The findings also need to be considered in relation to the study limitations. The sample of CYP and parents only includes those who have accessed services as it proved impossible to recruit ‘drop-outs’ from study sites or those who did not access or engage with mental health services. Our reliance on service providers to identify and approach CYP/parents who had ‘dropped out’ or disengaged with their own services may have contributed to this difficulty. This omission raises the possibility that the sample is skewed to those who experience fewer access barriers or are more satisfied with the services they have received.
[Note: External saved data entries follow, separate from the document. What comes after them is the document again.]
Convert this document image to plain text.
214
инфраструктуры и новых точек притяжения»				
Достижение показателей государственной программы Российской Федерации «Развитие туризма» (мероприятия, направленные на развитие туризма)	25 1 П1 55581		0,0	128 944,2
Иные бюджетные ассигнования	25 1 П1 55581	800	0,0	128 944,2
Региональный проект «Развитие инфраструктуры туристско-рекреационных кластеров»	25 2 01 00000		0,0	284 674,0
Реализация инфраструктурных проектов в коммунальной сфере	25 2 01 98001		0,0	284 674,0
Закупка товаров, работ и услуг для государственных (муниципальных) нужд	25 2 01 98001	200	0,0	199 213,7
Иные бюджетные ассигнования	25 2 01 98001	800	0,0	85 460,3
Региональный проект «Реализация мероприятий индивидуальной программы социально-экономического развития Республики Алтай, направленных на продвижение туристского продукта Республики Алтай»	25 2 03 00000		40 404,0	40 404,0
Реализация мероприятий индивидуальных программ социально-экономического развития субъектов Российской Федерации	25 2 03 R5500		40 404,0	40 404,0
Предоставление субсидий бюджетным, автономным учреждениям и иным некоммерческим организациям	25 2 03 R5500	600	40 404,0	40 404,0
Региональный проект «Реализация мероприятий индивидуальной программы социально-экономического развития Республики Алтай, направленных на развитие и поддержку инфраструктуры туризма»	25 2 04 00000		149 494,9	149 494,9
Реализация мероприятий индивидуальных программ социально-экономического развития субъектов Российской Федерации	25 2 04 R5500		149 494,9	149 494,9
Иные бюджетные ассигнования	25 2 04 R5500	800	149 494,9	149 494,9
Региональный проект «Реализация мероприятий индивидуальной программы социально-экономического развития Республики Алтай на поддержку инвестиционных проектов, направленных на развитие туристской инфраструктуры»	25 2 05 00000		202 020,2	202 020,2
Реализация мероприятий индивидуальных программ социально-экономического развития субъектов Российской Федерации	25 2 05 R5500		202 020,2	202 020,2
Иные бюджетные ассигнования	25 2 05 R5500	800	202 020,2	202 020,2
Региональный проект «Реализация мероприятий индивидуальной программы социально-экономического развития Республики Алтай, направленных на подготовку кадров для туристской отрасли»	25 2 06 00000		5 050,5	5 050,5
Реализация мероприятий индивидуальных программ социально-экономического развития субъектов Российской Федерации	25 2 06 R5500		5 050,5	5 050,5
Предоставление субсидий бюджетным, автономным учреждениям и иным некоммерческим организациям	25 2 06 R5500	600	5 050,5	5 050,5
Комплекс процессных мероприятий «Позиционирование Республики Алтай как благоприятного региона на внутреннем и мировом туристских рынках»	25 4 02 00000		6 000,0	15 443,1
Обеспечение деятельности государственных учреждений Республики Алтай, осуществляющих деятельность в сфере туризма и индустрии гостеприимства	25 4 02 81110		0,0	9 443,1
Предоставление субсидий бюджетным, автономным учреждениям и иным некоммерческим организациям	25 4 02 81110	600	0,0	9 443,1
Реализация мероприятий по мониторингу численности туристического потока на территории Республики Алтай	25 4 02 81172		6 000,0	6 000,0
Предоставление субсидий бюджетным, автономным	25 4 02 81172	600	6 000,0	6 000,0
Indeed, there is evidence that a significant number of CYP ‘drop-out’ of services/treatment [71], with some groups of CYP being more likely to terminate treatment early (e.g., older age groups; those from ethnic minority groups; those from socio-economically disadvantaged households) [72,73,74]. Recent research has suggested that CYP ‘drop-out’ of services for a range of reasons including finding the service unhelpful, feeling that they no longer need the service or because of a lack of stability in their lives [75]. Consequently, the perspectives of CYP who ‘drop-out’ of services may have made an important contribution to the research findings.

Our sample was not ethnically representative of the population of England and Wales, with 90% of CYP and 88% of parents identifying as White British compared to 81.7% in the 2021 Census [76]. In addition, the majority of CYP and parent participants identified as female. Therefore, our findings may not reflect how CYP and parents from diverse groups perceive the effectiveness, acceptability and accessibility of services. Future research needs to explore the perceptions of these groups. Finally, conducting the study during the Covid-19 pandemic meant that we were unable to include observation as a data collection method and interviews were conducted remotely which will have influenced the data generated.

Conclusion

This study has identified four components that from a CYP, parent and practitioner perspective are essential if a mental health service for CYP with CMHPs is to be effective, acceptable and accessible. These were open access to support, therapeutic relationships, personalised support and the development of self-care skills. Other studies have similarly highlighted the importance of these individual components, adding weight to their significance, however, in this study they have been unified and developed into a set of foundations for service design which can be tailored to a local context, and which have utility for policy and practice.